Verbatim: Commerce's Bliley States Case For Separate Broker-Dealers

House Commerce Committee Chairman Thomas J. Bliley, R-Va., said this week he will offer an amendment to Glass-Steagall repeal legislation that will require banks to move many securities activities into separately capitalized affiliates. He discussed his views on the issue in a statement to the committee; excerpts follow.

Commercial banking is no longer taking deposits and making loans. Today, banks are involved in a myriad of financial transactions in which capital is raised through the private placement of equity and debt. Banks issue negotiable instruments derived from the securitization of mortgages, assets, and commercial receivables. Indeed, to the extent that they have been permitted to do so through section 20 affiliates, banks are a significant factor in the underwriting of corporate debt and equity.

And yet all these activities are conducted in a regulatory environment that was designed to provide extraordinary levels of government oversight of lending backed by federally insured deposits. The safety and soundness of the bank and the protection of the federal deposit insurance fund are the primary goals of the regulators and the laws that direct them. Investor protection and competitive equality with other financial service providers are implicit rather than explicit obligations of the regulators, and as such are assigned a lower, albeit still significant, level of regulatory priority.

Although the government gives an advantage to banks in the form of federal deposit insurance, government regulation of their competitors gives an advantage to brokers by protecting them from some types of competition. One example is the regulatory limit placed on the amount of securities business a section 20 broker-dealer affiliate of a bank can do.

Perhaps more important, government regulation insures that only brokers can exploit opportunities that require quick action and structural flexibility. The built-in delay of the bank approval process insures that banks will not be able to move quickly enough to offer competition. Government regulation has become such an interference with the development of legitimate business that one bank regulator apparently feels obligated to regularly encourage banks to interpret the regulations placed upon them in the least restrictive and most expansive manner.

We are not addressing the arcane subjects of bank and broker regulation. The issue before us is nothing short of the complete restructuring of the capital-raising mechanism underlying the strongest, most vibrant, and most innovative economy in the history of mankind.

The Banking Committee has framed the issue for us and adopted legislation that makes a number of significant policy decisions. It is up to the members of the House to debate and decide these policy choices at the committee level. The Commerce Committee, however, will not fail to meet its responsibility to move this issue to the floor for debate and resolution.

Their legislation asks members to accept the model of the bank holding company as the framework for regulation of financial services in this country. Brokers are to be allowed to affiliate with banks only through the mechanism of the bank holding company, and in so doing will become subject to regulation by the bank holding company regulator.

Furthermore, brokers will now become subject to the limitations on business imposed on bank holding companies. Thus securities firms with affiliated insurance companies over a certain size will find themselves unable to participate in newly structured opportunities. Those who slip under the restriction threshold do so only temporarily and will be required to divest themselves of insurance companies in five years. Put another way, brokers cannot enter banking as brokers.

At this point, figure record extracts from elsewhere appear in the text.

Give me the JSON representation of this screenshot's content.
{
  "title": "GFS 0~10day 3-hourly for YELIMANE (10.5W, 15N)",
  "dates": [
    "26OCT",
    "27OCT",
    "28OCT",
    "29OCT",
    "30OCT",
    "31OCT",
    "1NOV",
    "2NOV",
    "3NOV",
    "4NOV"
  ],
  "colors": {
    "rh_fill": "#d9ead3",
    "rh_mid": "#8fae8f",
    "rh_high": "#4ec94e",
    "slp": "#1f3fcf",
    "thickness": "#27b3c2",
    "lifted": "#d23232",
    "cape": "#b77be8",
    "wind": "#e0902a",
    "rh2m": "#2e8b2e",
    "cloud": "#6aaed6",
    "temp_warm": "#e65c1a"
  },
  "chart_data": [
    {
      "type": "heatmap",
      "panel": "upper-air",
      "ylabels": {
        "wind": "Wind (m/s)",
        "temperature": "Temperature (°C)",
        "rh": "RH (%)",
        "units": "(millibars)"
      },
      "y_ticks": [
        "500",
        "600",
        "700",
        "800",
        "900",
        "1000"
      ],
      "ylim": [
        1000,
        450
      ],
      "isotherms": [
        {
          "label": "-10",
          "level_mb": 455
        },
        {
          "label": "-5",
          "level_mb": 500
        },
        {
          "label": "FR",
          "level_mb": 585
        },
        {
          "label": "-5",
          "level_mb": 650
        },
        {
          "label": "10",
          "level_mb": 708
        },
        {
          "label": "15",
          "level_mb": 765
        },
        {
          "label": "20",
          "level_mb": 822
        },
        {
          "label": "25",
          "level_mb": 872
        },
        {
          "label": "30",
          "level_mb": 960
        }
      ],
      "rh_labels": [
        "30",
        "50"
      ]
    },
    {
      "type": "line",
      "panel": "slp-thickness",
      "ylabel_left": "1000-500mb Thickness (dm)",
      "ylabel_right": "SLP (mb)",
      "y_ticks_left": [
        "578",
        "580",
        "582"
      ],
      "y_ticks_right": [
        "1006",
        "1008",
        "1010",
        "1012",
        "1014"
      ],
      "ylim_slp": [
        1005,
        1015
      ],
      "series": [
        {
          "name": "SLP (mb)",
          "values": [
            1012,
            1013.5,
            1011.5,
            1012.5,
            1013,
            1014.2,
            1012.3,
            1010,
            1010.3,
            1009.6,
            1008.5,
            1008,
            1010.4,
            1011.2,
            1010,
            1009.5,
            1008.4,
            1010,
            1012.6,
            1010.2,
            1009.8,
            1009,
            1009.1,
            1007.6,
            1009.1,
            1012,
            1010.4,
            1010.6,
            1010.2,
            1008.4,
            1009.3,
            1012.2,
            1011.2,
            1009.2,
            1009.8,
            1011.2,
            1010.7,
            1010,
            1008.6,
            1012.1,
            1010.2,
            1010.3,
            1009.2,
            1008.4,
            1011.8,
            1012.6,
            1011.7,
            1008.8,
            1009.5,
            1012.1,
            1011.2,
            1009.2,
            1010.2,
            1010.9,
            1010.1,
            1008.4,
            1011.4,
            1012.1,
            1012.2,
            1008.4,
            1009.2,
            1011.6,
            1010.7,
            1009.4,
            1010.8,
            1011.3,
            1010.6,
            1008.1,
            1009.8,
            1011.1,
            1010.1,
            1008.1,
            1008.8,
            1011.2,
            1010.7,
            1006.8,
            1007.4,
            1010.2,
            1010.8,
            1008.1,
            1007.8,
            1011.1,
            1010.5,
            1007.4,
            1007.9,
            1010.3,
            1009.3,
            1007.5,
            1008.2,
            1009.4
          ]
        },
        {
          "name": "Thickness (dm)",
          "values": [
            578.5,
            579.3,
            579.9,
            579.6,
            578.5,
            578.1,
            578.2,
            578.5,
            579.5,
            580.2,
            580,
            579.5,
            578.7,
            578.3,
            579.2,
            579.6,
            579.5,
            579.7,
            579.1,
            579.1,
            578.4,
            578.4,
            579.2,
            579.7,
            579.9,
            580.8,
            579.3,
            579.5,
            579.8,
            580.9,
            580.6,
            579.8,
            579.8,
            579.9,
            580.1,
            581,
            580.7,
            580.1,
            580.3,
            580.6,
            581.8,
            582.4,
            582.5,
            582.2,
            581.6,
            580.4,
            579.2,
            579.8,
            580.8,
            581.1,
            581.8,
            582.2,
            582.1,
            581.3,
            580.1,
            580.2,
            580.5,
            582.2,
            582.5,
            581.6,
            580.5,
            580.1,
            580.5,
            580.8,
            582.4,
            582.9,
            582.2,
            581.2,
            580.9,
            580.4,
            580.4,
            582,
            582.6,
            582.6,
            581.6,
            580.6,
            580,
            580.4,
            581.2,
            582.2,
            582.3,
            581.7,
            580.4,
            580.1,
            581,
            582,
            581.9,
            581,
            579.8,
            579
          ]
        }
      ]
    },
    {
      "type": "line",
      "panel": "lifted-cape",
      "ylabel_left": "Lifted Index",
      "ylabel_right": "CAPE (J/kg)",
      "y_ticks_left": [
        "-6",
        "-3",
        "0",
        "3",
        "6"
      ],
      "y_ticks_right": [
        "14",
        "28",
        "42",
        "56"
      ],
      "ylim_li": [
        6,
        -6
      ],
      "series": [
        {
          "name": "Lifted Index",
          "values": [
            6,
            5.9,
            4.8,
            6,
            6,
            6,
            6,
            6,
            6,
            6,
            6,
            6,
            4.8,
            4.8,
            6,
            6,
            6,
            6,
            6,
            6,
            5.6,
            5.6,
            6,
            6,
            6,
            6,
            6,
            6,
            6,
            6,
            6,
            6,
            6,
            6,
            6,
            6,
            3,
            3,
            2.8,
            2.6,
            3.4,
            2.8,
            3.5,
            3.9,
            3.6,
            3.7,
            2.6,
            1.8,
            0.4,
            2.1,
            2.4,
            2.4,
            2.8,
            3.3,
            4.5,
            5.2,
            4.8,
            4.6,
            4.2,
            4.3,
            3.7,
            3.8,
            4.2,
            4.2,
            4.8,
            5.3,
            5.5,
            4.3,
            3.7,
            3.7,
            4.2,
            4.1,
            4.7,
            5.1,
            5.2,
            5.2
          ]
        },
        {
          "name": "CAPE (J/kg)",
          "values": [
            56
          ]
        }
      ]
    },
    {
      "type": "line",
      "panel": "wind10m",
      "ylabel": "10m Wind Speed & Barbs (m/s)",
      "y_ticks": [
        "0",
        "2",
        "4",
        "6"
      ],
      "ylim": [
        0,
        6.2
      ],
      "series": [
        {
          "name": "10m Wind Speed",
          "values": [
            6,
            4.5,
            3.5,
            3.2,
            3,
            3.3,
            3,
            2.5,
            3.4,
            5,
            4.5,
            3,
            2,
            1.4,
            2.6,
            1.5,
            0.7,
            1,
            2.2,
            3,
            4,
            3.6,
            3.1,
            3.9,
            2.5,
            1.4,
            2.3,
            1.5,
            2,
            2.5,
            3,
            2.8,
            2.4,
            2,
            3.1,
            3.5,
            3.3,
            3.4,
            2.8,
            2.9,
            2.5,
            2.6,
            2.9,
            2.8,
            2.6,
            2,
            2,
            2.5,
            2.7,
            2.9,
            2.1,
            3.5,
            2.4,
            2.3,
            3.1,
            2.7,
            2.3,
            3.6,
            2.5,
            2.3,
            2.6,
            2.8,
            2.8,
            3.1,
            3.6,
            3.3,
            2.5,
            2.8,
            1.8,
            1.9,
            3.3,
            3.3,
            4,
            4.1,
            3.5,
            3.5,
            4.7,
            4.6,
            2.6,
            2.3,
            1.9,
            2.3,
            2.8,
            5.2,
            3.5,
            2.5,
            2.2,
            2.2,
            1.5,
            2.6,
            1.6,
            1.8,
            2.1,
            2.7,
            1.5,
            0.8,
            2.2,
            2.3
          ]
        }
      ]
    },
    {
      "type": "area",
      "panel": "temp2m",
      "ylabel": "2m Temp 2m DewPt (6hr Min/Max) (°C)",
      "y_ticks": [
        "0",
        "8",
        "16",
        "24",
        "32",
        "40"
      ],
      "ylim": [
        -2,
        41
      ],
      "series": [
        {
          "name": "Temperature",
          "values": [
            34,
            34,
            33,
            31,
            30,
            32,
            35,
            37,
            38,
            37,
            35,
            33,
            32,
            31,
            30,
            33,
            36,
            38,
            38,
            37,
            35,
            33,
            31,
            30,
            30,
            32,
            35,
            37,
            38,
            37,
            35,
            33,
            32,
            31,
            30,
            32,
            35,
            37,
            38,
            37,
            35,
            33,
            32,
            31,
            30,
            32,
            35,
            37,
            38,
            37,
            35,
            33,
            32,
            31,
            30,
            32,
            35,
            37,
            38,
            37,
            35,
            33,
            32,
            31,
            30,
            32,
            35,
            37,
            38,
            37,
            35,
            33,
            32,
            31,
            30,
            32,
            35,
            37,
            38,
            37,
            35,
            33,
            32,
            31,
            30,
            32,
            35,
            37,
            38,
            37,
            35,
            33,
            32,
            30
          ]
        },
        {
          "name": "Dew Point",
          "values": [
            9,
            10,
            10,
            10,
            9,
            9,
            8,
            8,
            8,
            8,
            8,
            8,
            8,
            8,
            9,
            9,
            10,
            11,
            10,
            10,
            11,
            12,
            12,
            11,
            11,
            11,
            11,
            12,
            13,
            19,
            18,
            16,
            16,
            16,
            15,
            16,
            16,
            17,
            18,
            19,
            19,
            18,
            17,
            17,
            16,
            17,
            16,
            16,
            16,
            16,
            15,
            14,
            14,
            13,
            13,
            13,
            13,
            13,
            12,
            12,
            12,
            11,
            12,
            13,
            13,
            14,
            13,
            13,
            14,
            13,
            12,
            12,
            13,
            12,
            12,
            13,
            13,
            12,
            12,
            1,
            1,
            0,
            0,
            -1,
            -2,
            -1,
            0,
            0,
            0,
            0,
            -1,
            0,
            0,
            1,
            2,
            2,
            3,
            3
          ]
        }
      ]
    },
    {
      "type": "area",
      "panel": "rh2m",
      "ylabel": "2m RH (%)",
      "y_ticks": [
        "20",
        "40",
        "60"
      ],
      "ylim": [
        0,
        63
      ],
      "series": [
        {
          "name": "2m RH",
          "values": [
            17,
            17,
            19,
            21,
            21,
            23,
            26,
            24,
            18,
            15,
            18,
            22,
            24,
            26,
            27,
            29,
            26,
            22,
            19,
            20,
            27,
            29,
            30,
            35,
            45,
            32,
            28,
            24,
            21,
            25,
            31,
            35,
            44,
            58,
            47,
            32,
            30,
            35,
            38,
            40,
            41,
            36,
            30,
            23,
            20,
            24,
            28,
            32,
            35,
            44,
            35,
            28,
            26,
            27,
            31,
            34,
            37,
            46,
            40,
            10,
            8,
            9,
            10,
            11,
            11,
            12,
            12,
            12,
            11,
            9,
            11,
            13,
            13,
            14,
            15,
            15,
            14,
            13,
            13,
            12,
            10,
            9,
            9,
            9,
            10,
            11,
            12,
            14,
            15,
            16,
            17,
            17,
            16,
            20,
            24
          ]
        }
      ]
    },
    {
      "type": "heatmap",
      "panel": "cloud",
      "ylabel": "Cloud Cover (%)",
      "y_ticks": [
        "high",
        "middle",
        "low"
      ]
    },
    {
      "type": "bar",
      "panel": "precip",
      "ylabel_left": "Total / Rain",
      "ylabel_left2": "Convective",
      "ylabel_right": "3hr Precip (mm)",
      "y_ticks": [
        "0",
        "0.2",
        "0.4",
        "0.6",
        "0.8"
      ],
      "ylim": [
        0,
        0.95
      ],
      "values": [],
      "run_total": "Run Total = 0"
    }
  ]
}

Banks, on the other hand, are permitted to enter the securities business as banks. The Banking Committee bill does not require banks to move all of their existing securities activities into broker-dealers. Indeed, as reported to this committee, the bill would increase the types of securities business that could be done within the general banking operation itself, and particularly within separately identified divisions or departments of the bank dedicated to securities activities.

Banks are to be unrestricted in the types of securities business in which they may engage. Nor are they required to discontinue any existing business relationship or to divest themselves of corporate affiliates engaged in any existing businesses. Clearly the public policy promoted by the legislation reported by the Banking Committee is that banking reform requires a reorganization of only the securities business.

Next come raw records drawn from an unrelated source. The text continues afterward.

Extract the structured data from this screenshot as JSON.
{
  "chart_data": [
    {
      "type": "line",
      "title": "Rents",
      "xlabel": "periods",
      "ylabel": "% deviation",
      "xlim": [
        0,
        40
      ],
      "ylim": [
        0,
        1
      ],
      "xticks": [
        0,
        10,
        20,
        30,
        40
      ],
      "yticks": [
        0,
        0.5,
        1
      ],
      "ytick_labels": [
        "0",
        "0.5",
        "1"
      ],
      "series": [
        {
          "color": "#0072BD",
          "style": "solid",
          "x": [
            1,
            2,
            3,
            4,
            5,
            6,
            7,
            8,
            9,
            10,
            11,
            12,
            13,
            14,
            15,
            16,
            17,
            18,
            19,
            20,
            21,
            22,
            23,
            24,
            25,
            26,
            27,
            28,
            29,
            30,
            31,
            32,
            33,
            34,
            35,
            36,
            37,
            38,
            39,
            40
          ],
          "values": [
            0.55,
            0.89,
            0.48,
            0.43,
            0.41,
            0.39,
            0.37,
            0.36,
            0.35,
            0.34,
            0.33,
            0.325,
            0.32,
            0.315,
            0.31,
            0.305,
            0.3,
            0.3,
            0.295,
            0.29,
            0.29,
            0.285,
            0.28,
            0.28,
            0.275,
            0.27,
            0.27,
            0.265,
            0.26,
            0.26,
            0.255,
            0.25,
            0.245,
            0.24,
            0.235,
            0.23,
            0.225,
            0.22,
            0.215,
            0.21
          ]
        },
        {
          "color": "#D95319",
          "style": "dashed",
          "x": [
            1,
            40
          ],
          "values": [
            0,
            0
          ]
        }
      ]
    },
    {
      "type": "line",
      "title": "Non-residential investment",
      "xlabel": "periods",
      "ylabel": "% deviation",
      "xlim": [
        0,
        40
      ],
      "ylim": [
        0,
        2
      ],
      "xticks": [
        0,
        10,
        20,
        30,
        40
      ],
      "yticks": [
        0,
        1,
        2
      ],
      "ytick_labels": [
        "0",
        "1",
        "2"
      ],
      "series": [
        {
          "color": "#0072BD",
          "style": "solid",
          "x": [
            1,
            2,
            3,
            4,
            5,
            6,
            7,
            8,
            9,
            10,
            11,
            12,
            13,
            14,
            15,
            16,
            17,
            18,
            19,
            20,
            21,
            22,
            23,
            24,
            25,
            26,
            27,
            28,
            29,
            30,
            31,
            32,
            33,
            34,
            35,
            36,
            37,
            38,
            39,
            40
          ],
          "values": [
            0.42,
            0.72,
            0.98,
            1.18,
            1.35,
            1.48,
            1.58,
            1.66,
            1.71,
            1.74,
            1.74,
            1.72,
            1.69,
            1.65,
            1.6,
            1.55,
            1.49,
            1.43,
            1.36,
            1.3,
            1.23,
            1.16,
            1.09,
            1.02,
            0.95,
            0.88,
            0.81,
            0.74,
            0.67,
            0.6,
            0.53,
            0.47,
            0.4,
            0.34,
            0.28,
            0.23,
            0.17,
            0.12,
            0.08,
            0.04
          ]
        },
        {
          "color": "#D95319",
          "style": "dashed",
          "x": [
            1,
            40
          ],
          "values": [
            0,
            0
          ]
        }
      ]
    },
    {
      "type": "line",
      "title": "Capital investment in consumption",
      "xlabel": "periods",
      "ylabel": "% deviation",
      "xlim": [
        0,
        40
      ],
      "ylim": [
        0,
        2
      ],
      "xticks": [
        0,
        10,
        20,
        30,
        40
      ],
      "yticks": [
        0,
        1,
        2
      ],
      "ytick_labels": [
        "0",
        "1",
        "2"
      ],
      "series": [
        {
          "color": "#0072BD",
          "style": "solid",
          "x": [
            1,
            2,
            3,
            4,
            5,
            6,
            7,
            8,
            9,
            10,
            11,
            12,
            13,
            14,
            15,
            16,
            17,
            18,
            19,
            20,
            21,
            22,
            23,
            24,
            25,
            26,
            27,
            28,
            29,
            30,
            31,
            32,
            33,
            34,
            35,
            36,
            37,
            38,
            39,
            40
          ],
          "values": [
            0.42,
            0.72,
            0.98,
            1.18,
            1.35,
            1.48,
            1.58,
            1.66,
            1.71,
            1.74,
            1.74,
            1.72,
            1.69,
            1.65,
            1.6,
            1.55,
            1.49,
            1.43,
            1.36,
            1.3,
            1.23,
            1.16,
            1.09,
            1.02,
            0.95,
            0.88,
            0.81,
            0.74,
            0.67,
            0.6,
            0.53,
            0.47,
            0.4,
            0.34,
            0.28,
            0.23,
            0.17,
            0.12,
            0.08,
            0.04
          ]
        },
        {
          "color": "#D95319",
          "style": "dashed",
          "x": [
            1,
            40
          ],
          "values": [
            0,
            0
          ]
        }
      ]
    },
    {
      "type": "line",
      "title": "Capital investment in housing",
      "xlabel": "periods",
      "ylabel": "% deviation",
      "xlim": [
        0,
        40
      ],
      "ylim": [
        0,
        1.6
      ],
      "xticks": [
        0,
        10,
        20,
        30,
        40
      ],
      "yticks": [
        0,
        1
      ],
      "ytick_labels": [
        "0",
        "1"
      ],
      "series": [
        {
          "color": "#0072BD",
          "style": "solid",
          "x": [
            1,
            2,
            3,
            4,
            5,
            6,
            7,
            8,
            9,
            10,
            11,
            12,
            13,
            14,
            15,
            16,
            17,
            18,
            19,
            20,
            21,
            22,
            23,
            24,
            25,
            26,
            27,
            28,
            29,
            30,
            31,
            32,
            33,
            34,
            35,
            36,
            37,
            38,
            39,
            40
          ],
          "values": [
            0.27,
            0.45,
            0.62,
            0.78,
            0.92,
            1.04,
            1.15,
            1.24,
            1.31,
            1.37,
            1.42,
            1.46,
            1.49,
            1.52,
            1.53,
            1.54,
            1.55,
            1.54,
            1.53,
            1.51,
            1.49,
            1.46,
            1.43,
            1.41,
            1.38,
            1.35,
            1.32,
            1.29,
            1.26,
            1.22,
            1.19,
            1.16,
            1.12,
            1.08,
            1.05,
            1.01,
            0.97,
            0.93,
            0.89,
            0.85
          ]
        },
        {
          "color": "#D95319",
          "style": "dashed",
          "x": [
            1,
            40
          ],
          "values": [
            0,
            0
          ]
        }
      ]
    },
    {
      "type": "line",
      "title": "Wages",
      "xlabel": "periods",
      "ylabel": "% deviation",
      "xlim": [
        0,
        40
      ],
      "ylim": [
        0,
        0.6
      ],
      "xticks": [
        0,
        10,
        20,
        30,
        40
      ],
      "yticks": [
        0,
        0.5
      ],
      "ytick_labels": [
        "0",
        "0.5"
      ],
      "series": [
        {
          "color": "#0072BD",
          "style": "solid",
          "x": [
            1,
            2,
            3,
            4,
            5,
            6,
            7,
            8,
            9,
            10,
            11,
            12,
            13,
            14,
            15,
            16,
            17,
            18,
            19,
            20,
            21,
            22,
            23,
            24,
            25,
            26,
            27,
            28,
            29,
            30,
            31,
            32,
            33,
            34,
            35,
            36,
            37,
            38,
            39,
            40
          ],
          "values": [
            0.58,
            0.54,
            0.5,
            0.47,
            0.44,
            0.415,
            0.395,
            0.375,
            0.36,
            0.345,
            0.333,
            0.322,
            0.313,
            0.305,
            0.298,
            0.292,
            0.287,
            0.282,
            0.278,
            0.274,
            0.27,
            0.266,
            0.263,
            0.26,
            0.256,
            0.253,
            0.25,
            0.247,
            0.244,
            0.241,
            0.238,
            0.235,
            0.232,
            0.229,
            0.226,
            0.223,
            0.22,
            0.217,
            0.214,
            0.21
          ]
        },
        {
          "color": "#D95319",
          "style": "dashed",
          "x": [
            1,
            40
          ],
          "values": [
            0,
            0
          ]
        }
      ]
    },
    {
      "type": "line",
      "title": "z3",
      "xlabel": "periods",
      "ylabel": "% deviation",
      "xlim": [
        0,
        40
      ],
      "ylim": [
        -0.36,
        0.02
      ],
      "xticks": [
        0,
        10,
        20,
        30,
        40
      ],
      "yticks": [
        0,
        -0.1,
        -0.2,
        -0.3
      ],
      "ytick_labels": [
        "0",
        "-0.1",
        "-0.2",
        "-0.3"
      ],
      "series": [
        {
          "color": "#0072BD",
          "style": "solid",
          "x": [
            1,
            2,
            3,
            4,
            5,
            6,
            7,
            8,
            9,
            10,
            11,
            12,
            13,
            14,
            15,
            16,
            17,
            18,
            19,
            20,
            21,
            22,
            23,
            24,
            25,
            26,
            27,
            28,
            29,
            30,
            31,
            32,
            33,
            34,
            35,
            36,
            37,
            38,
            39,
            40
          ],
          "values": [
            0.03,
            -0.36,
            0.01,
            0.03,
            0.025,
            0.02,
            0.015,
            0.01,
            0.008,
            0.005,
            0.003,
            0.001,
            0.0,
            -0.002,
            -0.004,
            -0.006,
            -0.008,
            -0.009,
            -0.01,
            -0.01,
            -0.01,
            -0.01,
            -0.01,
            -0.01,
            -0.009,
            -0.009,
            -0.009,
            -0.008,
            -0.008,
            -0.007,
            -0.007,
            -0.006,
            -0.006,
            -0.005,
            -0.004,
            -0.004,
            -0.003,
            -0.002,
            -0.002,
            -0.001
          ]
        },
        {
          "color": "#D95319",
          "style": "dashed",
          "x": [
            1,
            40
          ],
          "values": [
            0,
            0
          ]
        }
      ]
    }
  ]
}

Although these issues are appropriately framed by the Banking Committee for consideration by the Congress, their import is so great that it is beyond the authority of any one committee to resolve the conflicting public policies contained within them.

It became clear that issues of public policy arise that make technical improvements in the operation of the bill premature, and equally clear that to attempt to do so would only jeopardize the prospect of enacting historic legislation modernizing our financial services industry.,

For example, whether an accommodation on a capital requirement for a separately identified division is possible is subject first to the determination of whether such an accommodation is desirable. I believe, as did Chairman Leach in his original bill, that securities business should be conducted in a separately capitalized broker-dealer affiliate of the holding company and not within the bank or its separate divisions.

Unlike past instances where this measure has come before our committee, we will not allow our disagreements over these issues to become an excuse to become destructive of the greater goal of enacting long-overdue modernization of financial services regulation.

Consequently, it is my intention to ask the members of the committee to report out the legislative product of the banking committee without recommendation or amendment. This will move the process forward to the floor of the House and ultimate resolution by the members.

I have obtained the consent of the chairman of the Rules Committee to allow an amendment on the floor that will address the issue of moving new securities activities out of the bank and into a broker-dealer affiliate of the holding company.

I recognize that others on the committee may dissent from this decision, and markups are being held at the subcommittee and full-committee levels to provide them with the opportunity to state their positions and vote against any and all amendments to the bill at the committee level.